Our goal is to understand better how various body measurements and attributes of penguins relate to their body mass. First, we are going to investigate the relationship between a penguins’ flipper lengths and their body masses.

body mass

penguins |>
  ggplot(
    aes(y = body_mass_g, x = flipper_length_mm)
  ) + 
  geom_point() + 
  geom_smooth(method = "lm", se = F)
`geom_smooth()` using formula = 'y ~ x'

Correlation

  • Your turn (5 minutes):
    • What is correlation? What values can correlation take?
  • Demo: What is the correlation between flipper length and body mass of penguins?
penguins |>
  summarize(r = cor(flipper_length_mm, body_mass_g))
# A tibble: 1 × 1
      r
  <dbl>
1 0.873

Defining, fitting, and summarizing a model

  • Demo: Write the population model below that explains the relationship between body mass and flipper length. Define each term.

\[ bodymass_i = \beta_o + \beta_1xflipper_i + \epsilon_i \]

  • Demo: Fit the linear regression model and display the results. Write the estimated model output below.
bm_fl_fit <- linear_reg() |>
  set_engine("lm") |>
  fit(body_mass_g ~ flipper_length_mm, data = penguins)
  
tidy(bm_fl_fit)
# A tibble: 2 × 5
  term              estimate std.error statistic   p.value
  <chr>                <dbl>     <dbl>     <dbl>     <dbl>
1 (Intercept)        -5872.     310.       -18.9 1.18e- 54
2 flipper_length_mm     50.2      1.54      32.6 3.13e-105

\[ \widehat{bodymass} = -5872 + 50.2*flipperlength \]

  • Your turn: Interpret the slope and the intercept in the context of the data.

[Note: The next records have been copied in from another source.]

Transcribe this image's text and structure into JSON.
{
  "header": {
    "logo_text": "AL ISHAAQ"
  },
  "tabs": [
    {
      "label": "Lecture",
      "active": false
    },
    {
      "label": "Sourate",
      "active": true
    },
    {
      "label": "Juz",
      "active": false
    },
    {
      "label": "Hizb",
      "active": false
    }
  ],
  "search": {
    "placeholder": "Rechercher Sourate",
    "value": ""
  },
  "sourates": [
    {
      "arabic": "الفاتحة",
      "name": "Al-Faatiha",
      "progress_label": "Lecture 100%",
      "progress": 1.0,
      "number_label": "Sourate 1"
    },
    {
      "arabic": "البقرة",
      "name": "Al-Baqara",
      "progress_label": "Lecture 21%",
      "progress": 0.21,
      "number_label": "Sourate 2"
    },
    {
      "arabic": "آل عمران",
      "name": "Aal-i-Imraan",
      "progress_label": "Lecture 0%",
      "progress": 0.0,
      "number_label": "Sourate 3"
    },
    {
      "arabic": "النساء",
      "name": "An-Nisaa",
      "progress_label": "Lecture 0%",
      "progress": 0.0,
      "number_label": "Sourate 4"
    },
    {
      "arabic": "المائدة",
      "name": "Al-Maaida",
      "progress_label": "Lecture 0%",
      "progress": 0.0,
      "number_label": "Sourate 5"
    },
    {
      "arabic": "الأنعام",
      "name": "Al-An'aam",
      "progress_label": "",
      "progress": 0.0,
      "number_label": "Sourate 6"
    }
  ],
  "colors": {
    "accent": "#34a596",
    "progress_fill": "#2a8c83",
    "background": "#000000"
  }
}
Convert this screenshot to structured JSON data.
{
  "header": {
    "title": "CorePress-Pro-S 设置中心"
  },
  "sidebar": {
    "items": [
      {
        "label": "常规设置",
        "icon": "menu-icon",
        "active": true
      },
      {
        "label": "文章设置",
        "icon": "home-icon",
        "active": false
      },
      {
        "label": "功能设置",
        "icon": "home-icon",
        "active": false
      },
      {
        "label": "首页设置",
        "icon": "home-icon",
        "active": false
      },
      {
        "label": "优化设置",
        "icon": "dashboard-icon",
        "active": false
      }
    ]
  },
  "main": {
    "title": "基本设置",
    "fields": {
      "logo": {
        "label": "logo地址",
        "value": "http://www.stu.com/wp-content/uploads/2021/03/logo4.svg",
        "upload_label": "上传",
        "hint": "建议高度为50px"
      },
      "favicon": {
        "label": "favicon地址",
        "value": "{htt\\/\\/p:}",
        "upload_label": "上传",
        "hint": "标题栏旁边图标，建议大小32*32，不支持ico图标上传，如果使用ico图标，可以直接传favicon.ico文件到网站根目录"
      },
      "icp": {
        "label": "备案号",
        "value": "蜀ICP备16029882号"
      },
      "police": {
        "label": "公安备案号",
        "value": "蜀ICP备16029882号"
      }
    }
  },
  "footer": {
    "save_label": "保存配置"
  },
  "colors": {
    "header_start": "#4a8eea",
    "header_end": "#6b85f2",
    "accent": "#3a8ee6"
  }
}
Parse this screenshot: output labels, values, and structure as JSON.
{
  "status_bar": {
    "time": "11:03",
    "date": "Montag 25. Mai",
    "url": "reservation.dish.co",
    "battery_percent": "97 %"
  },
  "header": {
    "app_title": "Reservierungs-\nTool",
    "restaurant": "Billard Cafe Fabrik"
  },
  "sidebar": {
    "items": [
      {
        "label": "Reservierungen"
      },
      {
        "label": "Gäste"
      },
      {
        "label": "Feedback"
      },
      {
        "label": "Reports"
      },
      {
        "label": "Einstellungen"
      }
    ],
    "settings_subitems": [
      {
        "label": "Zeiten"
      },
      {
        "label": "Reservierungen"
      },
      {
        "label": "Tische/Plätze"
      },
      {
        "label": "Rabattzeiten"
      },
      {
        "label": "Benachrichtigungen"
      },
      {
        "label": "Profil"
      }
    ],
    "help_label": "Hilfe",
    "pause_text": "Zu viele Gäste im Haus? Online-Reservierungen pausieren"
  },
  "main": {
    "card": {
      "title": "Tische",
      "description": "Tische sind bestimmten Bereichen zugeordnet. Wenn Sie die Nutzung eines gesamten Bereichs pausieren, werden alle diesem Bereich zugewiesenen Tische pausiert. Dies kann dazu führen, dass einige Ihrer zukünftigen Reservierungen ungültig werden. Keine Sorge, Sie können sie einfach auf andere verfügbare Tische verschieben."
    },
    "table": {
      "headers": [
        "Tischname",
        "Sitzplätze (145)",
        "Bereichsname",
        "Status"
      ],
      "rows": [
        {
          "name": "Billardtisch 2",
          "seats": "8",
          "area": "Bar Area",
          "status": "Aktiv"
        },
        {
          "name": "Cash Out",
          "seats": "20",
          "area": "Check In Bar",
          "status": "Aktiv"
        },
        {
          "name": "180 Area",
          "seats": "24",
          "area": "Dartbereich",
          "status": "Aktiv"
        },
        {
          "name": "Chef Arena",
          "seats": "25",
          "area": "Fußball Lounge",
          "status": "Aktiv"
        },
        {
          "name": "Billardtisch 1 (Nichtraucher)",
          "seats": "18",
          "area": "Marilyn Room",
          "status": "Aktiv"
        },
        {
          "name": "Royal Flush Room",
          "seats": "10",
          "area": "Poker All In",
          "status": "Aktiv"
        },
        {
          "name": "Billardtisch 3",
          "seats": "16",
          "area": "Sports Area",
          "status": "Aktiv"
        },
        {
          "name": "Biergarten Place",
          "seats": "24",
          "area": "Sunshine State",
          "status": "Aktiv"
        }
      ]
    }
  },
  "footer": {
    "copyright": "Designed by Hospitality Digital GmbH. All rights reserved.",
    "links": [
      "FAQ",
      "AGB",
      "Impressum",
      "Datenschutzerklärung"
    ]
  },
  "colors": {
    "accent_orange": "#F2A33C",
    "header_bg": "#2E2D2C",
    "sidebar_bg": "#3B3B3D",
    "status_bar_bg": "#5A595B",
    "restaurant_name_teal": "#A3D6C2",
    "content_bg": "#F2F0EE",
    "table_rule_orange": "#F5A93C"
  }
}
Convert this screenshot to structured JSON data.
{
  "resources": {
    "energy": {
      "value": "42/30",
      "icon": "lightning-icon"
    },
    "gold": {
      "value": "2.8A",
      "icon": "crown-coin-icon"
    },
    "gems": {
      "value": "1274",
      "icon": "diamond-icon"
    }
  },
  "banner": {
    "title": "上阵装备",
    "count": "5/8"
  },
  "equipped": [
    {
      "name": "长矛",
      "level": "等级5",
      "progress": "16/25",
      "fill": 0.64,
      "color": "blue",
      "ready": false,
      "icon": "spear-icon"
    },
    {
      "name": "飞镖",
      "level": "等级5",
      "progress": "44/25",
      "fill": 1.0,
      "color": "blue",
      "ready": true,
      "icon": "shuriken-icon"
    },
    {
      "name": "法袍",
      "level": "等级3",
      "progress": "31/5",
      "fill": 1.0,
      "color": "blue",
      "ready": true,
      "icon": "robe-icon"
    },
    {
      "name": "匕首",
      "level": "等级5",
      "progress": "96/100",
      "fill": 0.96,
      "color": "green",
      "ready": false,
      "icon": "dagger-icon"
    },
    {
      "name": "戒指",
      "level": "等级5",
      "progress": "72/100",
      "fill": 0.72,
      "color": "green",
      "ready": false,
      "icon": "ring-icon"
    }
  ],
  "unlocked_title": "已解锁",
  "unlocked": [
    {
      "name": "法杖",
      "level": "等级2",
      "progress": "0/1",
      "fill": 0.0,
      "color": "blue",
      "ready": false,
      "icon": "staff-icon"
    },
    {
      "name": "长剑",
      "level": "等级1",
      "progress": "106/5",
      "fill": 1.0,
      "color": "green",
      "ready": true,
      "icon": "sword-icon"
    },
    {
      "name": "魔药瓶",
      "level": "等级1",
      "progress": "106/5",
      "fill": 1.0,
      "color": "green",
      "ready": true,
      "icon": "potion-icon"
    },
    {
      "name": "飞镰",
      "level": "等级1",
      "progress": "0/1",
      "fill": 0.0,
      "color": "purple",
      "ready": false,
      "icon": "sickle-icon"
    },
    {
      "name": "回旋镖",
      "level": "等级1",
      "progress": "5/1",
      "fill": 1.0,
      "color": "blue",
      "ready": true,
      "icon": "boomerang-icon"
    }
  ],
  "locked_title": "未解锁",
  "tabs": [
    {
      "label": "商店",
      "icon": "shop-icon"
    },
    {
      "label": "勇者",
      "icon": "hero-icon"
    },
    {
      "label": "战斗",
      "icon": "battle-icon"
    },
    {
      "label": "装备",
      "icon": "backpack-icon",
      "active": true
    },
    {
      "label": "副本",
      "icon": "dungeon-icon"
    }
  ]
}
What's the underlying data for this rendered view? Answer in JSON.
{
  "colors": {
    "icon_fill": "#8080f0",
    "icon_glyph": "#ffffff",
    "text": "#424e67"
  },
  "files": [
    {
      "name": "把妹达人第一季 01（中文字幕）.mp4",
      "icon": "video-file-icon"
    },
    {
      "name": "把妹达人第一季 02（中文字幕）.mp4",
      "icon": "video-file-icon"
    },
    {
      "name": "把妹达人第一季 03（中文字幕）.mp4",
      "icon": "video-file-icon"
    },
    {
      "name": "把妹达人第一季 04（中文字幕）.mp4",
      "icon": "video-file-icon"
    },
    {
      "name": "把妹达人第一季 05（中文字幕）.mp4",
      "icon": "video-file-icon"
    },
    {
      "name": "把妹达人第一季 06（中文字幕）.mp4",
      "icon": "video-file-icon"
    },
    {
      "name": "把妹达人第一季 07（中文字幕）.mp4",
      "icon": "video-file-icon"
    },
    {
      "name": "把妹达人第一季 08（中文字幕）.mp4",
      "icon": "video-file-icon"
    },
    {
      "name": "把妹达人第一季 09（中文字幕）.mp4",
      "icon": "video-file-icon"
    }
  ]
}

    • Intercept: When flipper length is 0, we estimate on average a body mass of -5872

    • Slopes: For a 1 mm increase in flipper length, we estimate on average an increase of 50.2g in body mass

Another model

  • Demo: A different researcher wants to look at body weight of penguins based on the island they were recorded on. How are the variables involved in this analysis different?

island is categorical

  • Demo: Make an appropriate visualization to investigate this relationship below. Additionally, calculate the mean body mass by island.
penguins |>
  ggplot(
    aes(y = body_mass_g, x = island)
  ) + 
  geom_point()

penguins |>
  group_by(island) |>
  summarize(mean_bm = mean(body_mass_g))
# A tibble: 3 × 2
  island    mean_bm
  <fct>       <dbl>
1 Biscoe      4719.
2 Dream       3719.
3 Torgersen   3709.
  • Your turn: Fit the linear regression model and display the results. Write the estimated model output below.
bm_island_fit <- linear_reg() |>
  set_engine("lm") |>
  fit(body_mass_g ~ island, data = penguins)

tidy(bm_island_fit)
# A tibble: 3 × 5
  term            estimate std.error statistic   p.value
  <chr>              <dbl>     <dbl>     <dbl>     <dbl>
1 (Intercept)        4719.      49.4     95.4  2.22e-242
2 islandDream       -1000.      75.4    -13.3  1.74e- 32
3 islandTorgersen   -1011.     105.      -9.67 1.23e- 19

$$

= 4719 - 1000Dream - 1011Torgersen

$$

See next activity for indicator functions!

  • Demo: Interpret each coefficient in context of the problem.

Intercept: We estimate, on average, the mean body mass of penguins on the biscoe island to be 4719 g.

Dream: We estimate, on average, the mean body mass of penguins on the dream island to be -1000 g less than those on the biscoe island.